The significant variables and interactions affecting the type of air core were studied. The effect of the independent variables on the dependent variable the type of air core was studied.

Test series 2

Provisions were made in the circuit for introducing particles into the cyclone. Instead of considering the VF depth, a dimensionless variable Hi/Ho was defined as the ratio of the height of the inlet to the VF depth. This along with the other variables, i.e. types of inlet, cyclone design were used in the study. The variables were varied to get the desired type of air core, i.e. before forming, forming, good and collapsed and the particle separation studies were carried out. For this, the same set-up as explained above was used. At a particular Hi/Ho, type of inlet and cyclone design, the flow was allowed to stabilise.

Density tracers of different specific gravity say 0·93(54 in number), 1·3(18 in number), 1·6 (18 in number) and 2 (18 in number) were introduced. Care was taken to have equal number of particles above and below the specific gravity of water. The particles coming out from the overflow and the spigot were collected and counted. This procedure was repeated at different levels of the variables and the results were again statistically analysed as explained above to determine the important variables affecting the separation of particles. The levels and the variables studied are given in Table 2.

Table 2

Variables and levels used for experimentation in test series 2

Type of variable	Variables	Level 1	Level 2	Level 3
Independent	Hi/Ho*	0·1–0·3	0·31–0·55	0·56–0·9
Independent	Inlet type	Tangential	Off-tangential	Involute
Independent	Cyclone design	Flat bottom	Conical	…
Independent	Type of air core	Before forming	Forming	Good
Dependent	% recovery in overflow	<25	25–50	>50

^*Hi/Ho, a dimensionless variable defined as the ratio of the height of the inlet from the roof of the cyclone to the VF depth.

Test series 3

At a particular Hi/Ho, inlet type and cyclone design, the desired air core was obtained, in this case, forming/good or suppressed air core. The air core was suppressed using the procedure mentioned in the section on ‘Experimentation’. Under the conditions, the particle separation studies were again carried out. This procedure was repeated at different levels of design and operating variables (Table 3).

Table 3

Variables and levels used for experimentation in test series 3

Type of variable	Variables	Level 1	Level 2	Level 3
Independent	Type of cyclone	Flat bottom	Cylindro-conical	–
Independent	Inlet type	Tangential	Off-tangential	Involute
Independent	Type of air core	Forming	Good	Suppressed
Independent	Hi/Ho	0–0·25	0·25–0·5	0·5–0·75
Dependent	% recovery	<25	25–50	>50

Numerical model

Introduction to FLUENT

FLUENT is a commercially available computational fluid dynamic (CFD) code developed by FLUENT, which utilises the finite volume formulation to carry out coupled or segregated calculations (with reference to the conservation of mass, momentum and energy equations). It is ideally suited for incompressible to mildly compressible flows.
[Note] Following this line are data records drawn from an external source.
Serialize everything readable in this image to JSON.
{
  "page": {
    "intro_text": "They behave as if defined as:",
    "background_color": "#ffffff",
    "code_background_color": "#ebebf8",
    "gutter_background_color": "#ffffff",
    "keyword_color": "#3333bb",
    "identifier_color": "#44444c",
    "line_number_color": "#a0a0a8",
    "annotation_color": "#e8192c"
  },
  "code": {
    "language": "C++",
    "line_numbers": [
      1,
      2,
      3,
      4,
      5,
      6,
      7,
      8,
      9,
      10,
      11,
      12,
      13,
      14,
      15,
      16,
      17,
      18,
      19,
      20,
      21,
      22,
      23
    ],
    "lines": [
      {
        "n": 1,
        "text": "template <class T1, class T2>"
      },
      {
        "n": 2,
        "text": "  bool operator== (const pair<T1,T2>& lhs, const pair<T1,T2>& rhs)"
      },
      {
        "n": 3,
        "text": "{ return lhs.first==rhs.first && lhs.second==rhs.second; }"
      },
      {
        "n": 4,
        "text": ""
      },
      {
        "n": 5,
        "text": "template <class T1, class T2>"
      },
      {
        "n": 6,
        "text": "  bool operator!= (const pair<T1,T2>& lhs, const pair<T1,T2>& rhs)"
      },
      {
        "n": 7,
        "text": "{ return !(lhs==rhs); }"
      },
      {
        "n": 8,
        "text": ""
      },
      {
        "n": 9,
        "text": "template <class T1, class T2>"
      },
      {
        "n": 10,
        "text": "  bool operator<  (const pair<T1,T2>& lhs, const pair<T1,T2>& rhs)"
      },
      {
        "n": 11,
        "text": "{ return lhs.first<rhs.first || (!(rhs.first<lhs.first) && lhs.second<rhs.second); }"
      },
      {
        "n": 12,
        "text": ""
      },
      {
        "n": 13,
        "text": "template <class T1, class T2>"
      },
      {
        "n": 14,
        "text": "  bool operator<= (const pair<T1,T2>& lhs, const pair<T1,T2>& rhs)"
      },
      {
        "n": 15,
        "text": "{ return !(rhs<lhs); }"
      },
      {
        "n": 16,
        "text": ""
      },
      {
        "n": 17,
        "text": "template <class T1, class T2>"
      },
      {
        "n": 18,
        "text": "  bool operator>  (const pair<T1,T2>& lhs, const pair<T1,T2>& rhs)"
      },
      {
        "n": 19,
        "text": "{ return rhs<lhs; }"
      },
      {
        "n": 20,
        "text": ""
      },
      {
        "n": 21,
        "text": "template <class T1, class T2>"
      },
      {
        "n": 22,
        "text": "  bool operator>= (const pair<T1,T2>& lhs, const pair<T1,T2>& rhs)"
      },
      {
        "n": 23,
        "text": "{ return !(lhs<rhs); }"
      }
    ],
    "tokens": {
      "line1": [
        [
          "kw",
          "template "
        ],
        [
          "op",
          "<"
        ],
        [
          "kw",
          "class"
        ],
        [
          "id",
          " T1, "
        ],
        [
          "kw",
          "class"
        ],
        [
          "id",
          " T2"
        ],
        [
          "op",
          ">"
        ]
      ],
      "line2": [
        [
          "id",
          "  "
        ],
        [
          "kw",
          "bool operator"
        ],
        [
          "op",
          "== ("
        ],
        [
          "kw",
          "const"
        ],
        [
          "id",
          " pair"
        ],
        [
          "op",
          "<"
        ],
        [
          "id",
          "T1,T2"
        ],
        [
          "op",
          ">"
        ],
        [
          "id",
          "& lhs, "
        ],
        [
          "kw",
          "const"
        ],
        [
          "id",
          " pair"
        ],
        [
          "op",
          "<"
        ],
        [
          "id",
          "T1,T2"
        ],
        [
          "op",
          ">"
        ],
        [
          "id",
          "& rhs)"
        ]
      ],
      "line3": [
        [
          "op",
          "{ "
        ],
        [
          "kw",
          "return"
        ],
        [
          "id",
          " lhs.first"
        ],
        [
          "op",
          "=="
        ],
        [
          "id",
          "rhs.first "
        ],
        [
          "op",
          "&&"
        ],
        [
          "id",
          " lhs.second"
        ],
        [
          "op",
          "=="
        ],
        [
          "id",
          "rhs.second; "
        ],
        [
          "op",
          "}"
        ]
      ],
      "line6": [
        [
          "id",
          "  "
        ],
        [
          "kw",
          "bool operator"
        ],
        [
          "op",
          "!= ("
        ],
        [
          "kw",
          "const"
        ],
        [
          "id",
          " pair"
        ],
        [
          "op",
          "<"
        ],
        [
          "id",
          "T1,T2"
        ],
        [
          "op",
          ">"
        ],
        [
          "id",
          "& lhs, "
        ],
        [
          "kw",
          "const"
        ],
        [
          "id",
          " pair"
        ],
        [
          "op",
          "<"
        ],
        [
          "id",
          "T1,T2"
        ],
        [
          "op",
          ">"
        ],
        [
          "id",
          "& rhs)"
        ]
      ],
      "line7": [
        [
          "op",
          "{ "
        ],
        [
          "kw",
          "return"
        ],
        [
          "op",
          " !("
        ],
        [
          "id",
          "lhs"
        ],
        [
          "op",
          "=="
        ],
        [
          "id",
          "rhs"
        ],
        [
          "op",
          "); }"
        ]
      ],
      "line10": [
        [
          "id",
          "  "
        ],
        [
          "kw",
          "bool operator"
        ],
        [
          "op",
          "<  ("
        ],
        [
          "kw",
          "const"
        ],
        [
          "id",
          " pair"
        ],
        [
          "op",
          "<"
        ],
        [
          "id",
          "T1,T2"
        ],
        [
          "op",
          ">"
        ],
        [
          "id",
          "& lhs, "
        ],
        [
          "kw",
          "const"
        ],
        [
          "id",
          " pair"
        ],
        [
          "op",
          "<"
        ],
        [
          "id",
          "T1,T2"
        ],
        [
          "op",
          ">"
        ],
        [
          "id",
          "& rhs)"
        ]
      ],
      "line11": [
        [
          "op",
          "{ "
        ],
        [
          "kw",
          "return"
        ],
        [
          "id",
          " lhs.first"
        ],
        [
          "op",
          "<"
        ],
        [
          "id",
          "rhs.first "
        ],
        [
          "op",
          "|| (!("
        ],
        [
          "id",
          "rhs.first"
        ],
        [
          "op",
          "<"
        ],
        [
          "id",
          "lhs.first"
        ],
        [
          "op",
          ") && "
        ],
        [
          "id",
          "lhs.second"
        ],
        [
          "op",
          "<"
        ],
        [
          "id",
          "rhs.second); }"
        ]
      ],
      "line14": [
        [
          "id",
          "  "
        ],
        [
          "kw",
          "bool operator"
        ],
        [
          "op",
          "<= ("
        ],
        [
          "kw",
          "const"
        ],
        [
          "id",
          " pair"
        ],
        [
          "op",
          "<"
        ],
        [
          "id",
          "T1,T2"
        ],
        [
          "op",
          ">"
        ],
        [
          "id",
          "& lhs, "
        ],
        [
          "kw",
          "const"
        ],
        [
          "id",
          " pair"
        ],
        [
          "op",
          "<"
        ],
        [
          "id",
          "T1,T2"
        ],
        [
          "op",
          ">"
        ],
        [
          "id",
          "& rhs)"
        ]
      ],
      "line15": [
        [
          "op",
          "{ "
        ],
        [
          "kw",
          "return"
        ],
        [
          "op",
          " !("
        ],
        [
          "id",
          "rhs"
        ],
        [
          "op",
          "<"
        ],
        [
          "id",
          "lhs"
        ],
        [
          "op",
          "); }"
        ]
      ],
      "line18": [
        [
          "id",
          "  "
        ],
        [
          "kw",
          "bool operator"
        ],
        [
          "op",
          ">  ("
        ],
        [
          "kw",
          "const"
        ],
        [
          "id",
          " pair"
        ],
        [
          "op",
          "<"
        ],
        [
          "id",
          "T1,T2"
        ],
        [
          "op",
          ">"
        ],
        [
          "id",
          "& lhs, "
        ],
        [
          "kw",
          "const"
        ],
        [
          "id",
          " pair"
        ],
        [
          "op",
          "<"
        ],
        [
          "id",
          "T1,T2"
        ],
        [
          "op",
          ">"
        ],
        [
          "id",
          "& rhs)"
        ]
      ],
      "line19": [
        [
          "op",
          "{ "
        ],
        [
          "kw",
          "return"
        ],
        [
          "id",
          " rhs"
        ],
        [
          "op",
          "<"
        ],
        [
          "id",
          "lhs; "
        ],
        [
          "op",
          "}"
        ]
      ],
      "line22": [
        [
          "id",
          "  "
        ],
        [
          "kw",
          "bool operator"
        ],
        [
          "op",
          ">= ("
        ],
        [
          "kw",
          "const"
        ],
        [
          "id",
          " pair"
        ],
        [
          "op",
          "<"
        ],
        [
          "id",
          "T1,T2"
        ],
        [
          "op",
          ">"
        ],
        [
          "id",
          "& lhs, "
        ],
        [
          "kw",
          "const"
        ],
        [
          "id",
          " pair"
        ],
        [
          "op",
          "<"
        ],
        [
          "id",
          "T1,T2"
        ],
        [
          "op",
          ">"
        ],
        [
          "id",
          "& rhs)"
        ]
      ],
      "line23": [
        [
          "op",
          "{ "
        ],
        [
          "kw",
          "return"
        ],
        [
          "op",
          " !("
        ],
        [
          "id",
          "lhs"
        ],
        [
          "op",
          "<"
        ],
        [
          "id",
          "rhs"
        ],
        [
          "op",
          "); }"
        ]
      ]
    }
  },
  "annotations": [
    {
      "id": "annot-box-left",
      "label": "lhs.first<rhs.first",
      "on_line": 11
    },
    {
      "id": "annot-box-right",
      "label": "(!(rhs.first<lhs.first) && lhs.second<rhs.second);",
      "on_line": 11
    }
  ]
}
To model the swirling turbulent flow in a cyclone separator, there are a number of turbulence models available in FLUENT. These range from the standard k-epsilon model to the more complicated Reynolds stress model. It has been shown by Boysan et al. (1992) that the standard k-epsilon model is inadequate to simulate flows with swirl because it leads to excessive turbulence viscosities and unrealistic tangential velocities. The accuracy of the numerical solution can be improved by using the Reynolds stress model, which forgoes the assumption of isotropic turbulence and solves a transport equation for each component of the Reynolds stress, but it has the disadvantage of being computationally expensive.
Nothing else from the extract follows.